I've posted before about weight-loss and my journey to get healthy. It has been an interesting process and honestly the best journey of my life. If you're unfamiliar with what I'm talking about here are parts ONE and TWO.
The picture on the left is from a year ago. The picture on the right is from last weekend.
I obviously instagramed about my 2AM run
I do my best thinking when I run. I can clarify situations in my head and come up with perfect solutions to anything that's weighing on my mind. It's freeing, it's fabulous, and it's something that I NEVER expected.
I love this. It's my iPhone wallpaper so that I see it and remind myself of this every day.

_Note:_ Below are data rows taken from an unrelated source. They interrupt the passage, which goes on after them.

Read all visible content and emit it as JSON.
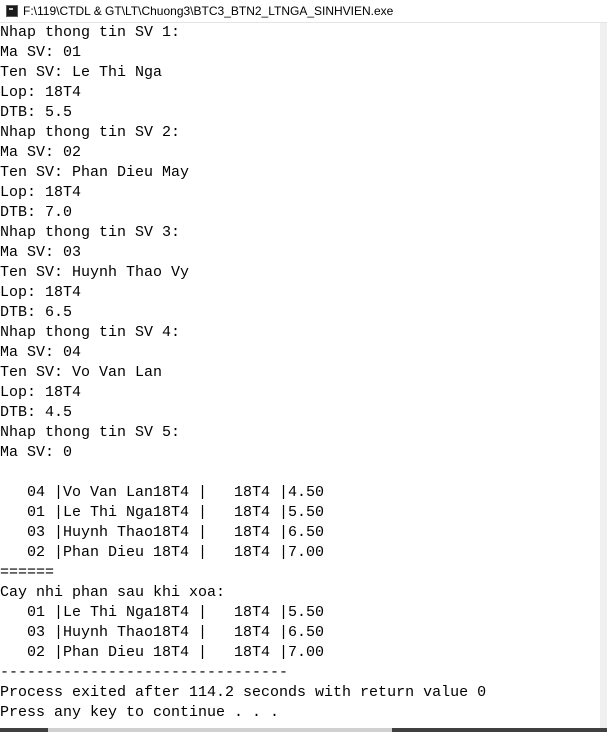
{
  "window": {
    "title": "F:\\119\\CTDL & GT\\LT\\Chuong3\\BTC3_BTN2_LTNGA_SINHVIEN.exe"
  },
  "console": {
    "lines": [
      "Nhap thong tin SV 1:",
      "Ma SV: 01",
      "Ten SV: Le Thi Nga",
      "Lop: 18T4",
      "DTB: 5.5",
      "Nhap thong tin SV 2:",
      "Ma SV: 02",
      "Ten SV: Phan Dieu May",
      "Lop: 18T4",
      "DTB: 7.0",
      "Nhap thong tin SV 3:",
      "Ma SV: 03",
      "Ten SV: Huynh Thao Vy",
      "Lop: 18T4",
      "DTB: 6.5",
      "Nhap thong tin SV 4:",
      "Ma SV: 04",
      "Ten SV: Vo Van Lan",
      "Lop: 18T4",
      "DTB: 4.5",
      "Nhap thong tin SV 5:",
      "Ma SV: 0",
      "",
      "   04 |Vo Van Lan18T4 |   18T4 |4.50",
      "   01 |Le Thi Nga18T4 |   18T4 |5.50",
      "   03 |Huynh Thao18T4 |   18T4 |6.50",
      "   02 |Phan Dieu 18T4 |   18T4 |7.00",
      "======",
      "Cay nhi phan sau khi xoa:",
      "   01 |Le Thi Nga18T4 |   18T4 |5.50",
      "   03 |Huynh Thao18T4 |   18T4 |6.50",
      "   02 |Phan Dieu 18T4 |   18T4 |7.00",
      "--------------------------------",
      "Process exited after 114.2 seconds with return value 0",
      "Press any key to continue . . ."
    ]
  }
}
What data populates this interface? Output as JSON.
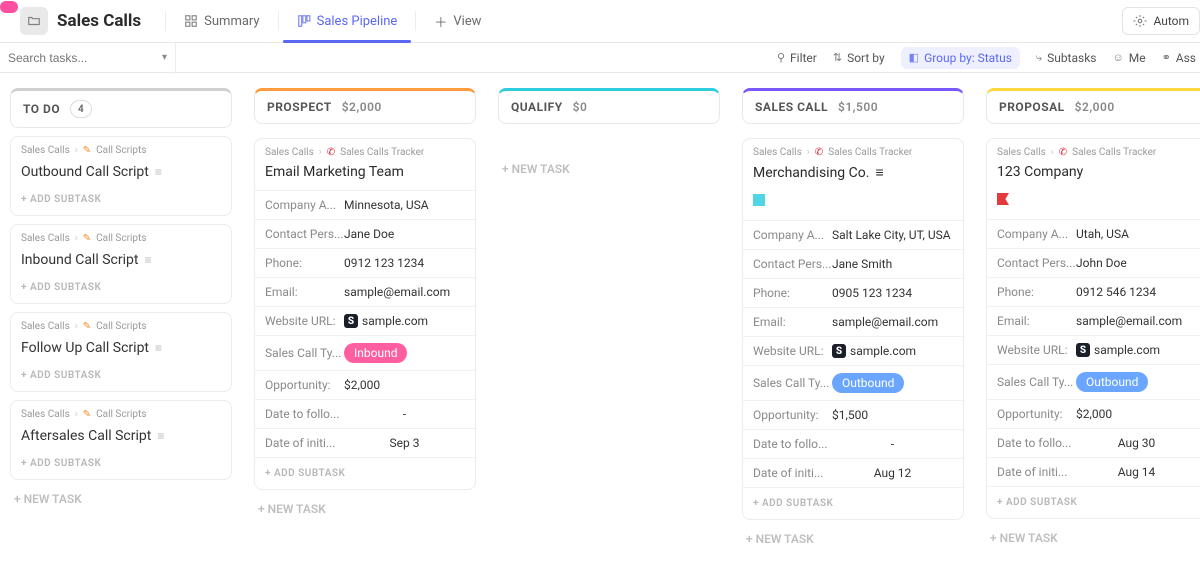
{
  "header": {
    "title": "Sales Calls",
    "tabs": [
      {
        "label": "Summary"
      },
      {
        "label": "Sales Pipeline",
        "active": true
      },
      {
        "label": "View"
      }
    ],
    "automations": "Autom"
  },
  "toolbar": {
    "search_placeholder": "Search tasks...",
    "filter": "Filter",
    "sortby": "Sort by",
    "groupby": "Group by: Status",
    "subtasks": "Subtasks",
    "me": "Me",
    "assignee": "Ass"
  },
  "labels": {
    "add_subtask": "+ ADD SUBTASK",
    "new_task": "+  NEW TASK",
    "fields": {
      "company_address": "Company A...",
      "contact_person": "Contact Pers...",
      "phone": "Phone:",
      "email": "Email:",
      "website": "Website URL:",
      "call_type": "Sales Call Ty...",
      "opportunity": "Opportunity:",
      "follow": "Date to follo...",
      "initial": "Date of initi..."
    }
  },
  "crumbs": {
    "root": "Sales Calls",
    "scripts": "Call Scripts",
    "tracker": "Sales Calls Tracker"
  },
  "columns": [
    {
      "key": "todo",
      "name": "TO DO",
      "sub_count": "4"
    },
    {
      "key": "prospect",
      "name": "PROSPECT",
      "sub_money": "$2,000"
    },
    {
      "key": "qualify",
      "name": "QUALIFY",
      "sub_money": "$0"
    },
    {
      "key": "sales",
      "name": "SALES CALL",
      "sub_money": "$1,500"
    },
    {
      "key": "proposal",
      "name": "PROPOSAL",
      "sub_money": "$2,000"
    }
  ],
  "todo_cards": [
    {
      "title": "Outbound Call Script"
    },
    {
      "title": "Inbound Call Script"
    },
    {
      "title": "Follow Up Call Script"
    },
    {
      "title": "Aftersales Call Script"
    }
  ],
  "prospect_card": {
    "title": "Email Marketing Team",
    "company_address": "Minnesota, USA",
    "contact_person": "Jane Doe",
    "phone": "0912 123 1234",
    "email": "sample@email.com",
    "website": "sample.com",
    "call_type": "Inbound",
    "opportunity": "$2,000",
    "follow": "-",
    "initial": "Sep 3"
  },
  "sales_card": {
    "title": "Merchandising Co.",
    "company_address": "Salt Lake City, UT, USA",
    "contact_person": "Jane Smith",
    "phone": "0905 123 1234",
    "email": "sample@email.com",
    "website": "sample.com",
    "call_type": "Outbound",
    "opportunity": "$1,500",
    "follow": "-",
    "initial": "Aug 12"
  },
  "proposal_card": {
    "title": "123 Company",
    "company_address": "Utah, USA",
    "contact_person": "John Doe",
    "phone": "0912 546 1234",
    "email": "sample@email.com",
    "website": "sample.com",
    "call_type": "Outbound",
    "opportunity": "$2,000",
    "follow": "Aug 30",
    "initial": "Aug 14"
  }
}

That's just it. Just to be happy. Happiness is different for everyone, and honestly if you had asked me a month ago if I was happy - I'd tell you 'yes, I'm happy and I've always been happy'. But that would be a lie. Not a lie that I'm happy, because honestly - I'm probably the happiest that I've ever been. I wasn't always happy though, and that's something that I forgot.. until recently.
I don't know if it's a good idea or a terrible idea, but I use myself as motivation. Before you think I'm crazy, allow me to explain... I use old pictures, videos, heck - even things I've written, as motivation to push myself further and to never go back. Seeing how far I've come amazes me. I'm not trying to boast or sound cocky (actually the exact opposite) because I know I am only half way to my goal. But I celebrate my small victories, I celebrate my life that I'm taking back, and I celebrate the confidence that I've gained.
This is the same shirt (in the three pics above). I've owned it for years and now it practically falls off me - but I've kept it so I can continue to see my progress. The picture on the left is from 2 years ago, the picture in the middle was taken last night, and the picture on the right is from 3 years ago. This shirt truly didn't fit me when I used to wear it ( and I wore it all.the.time.), but I loved it and thought I looked good. I was delusional, and I can see that now.
Anyway... I could say a lot more, but I've rambled far too long. I will end this here and I will pick up next time when I do a 4th edition of The Vulnerable Truth. I truly thank every single one of you who have encouraged me, inspired me, and helped me with this journey. The support that I've gotten has been so overwhelming and it's more than I ever could've expected and it has been motivation for me to keep going.